A prominent citizen of the village, Mr. Summers owns the coal company, one of the main businesses of the area. Since he is married to "a scold" and has no children, Mr. Summers is probably not socially active in the community. Thus, as a businessman who represents cold capitalism and is alienated from the social life by both his economic status and personal situation, Mr. Summers easily can be distant and officious in performing his civic duty.

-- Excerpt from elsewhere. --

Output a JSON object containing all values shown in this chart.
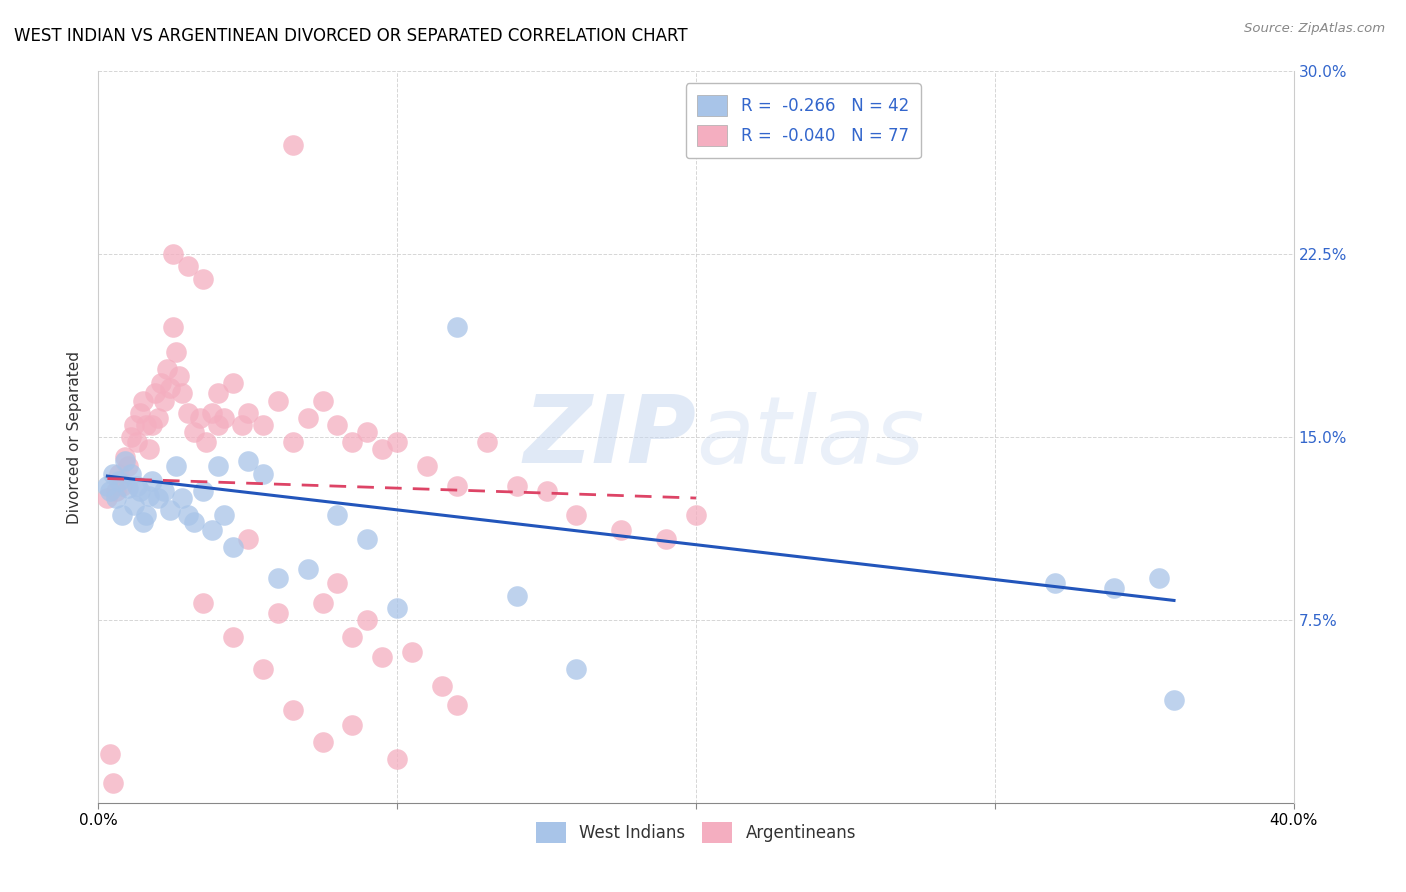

Dispassionate and businesslike, Mr. Summers concerns himself with the immediate by following procedures. For example, he has suggested that a new black box should replace the old, worn one. He has been successful, however, in replacing the wood chips for slips of paper. He compiles lists of families, heads of families and the members in each family. In short, Mr. Summers
was very good at all this; in his clean white shirt and blue jeans, with one hand resting carelessly on the black box, he seemed very proper and important as he talked interminably to Mr. Graves and the Martins.
Yet, by the fact that he talks incessantly, there is a hint that Mr. Summers may be somewhat ill at ease about his duties. Nevertheless, he conducts business: "...guess we better get started, get this over with, so's we can go back to work. Anybody ain't here?" He waits with "polite interest" when Mrs. Dunbar says that her husband is missing, and makes a note on his list.
When Tessie Hutchinson's name is drawn, Mr. Summers's voice is hushed and he says, "Let's finish quickly." This man without imagination, education, or courage knows only the perfunctory proceedings of business in which he has enveloped himself, so he desires an end to the proceedings to which he has been assigned.